Answer
$\frac{\sqrt7}{4}$
Work Step by Step
RECALL:
(1) $\theta = \arccos{x} \longrightarrow \cos{\theta}=x$
(2) $\sin^2{\theta} + \cos^2{\theta} = 1$
Let $\theta = \arccos{(\frac{3}{4})}$
This means that $\cos{\theta} = \frac{3}{4}$.
Since arccosine is defined in Quadrant I and II only, then the angle is in Quadrant I since cosine is positive.

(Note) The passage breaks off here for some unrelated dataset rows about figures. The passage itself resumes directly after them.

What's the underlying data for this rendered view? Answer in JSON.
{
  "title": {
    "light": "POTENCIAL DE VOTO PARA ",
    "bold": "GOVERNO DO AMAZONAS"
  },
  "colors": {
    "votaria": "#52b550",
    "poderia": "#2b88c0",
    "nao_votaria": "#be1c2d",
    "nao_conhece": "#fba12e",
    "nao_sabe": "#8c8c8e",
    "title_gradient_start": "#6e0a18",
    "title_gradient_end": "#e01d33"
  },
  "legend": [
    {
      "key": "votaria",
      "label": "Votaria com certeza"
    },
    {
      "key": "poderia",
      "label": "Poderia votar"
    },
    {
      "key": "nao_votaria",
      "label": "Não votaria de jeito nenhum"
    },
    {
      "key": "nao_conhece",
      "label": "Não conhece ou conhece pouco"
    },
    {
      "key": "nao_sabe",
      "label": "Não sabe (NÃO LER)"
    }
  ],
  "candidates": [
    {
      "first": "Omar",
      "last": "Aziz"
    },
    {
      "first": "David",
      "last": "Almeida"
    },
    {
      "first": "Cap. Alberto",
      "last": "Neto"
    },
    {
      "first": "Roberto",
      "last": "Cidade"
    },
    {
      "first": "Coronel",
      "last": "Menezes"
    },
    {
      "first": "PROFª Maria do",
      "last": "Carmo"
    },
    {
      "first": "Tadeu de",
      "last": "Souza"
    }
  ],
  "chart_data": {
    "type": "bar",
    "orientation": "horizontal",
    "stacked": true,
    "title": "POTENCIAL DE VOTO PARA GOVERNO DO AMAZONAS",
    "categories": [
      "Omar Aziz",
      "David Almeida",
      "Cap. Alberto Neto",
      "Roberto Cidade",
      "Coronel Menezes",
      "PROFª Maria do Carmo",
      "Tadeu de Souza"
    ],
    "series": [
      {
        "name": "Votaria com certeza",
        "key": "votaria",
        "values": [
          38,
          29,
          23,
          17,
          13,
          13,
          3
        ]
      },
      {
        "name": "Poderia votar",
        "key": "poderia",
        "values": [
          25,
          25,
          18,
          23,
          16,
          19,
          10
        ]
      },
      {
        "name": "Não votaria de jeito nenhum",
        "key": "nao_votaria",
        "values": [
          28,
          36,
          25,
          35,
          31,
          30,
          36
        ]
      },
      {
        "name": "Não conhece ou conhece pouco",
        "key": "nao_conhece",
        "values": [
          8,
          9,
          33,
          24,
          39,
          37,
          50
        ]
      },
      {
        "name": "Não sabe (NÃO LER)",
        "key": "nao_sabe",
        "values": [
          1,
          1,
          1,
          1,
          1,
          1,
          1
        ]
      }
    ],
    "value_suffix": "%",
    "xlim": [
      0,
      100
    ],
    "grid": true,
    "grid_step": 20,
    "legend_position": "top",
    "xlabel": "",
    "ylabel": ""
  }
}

Use the (2) in the recall part above to obtain:
$\sin^2{\theta} + \cos^2{\theta}=1
\\\sin^2{\theta} + \left(\frac{3}{4}\right)^2=1
\\\sin^2{\theta}+\frac{9}{16}=1
\\\sin^2{\theta}=1-\frac{9}{16}
\\\sin^2{\theta}=\frac{7}{16}
\\\sin{\theta} = \pm \sqrt{\frac{7}{16}}
\\\sin{\theta} = \pm \frac{\sqrt{7}}{4}$
Since the angle is in Quadrant I, then sine must be positive.
Thus,
$\sin{\theta} = \frac{\sqrt7}{4}$.
Therefore,
$\sin{(\arccos{(\frac{3}{4}})}=\frac{\sqrt7}{4}$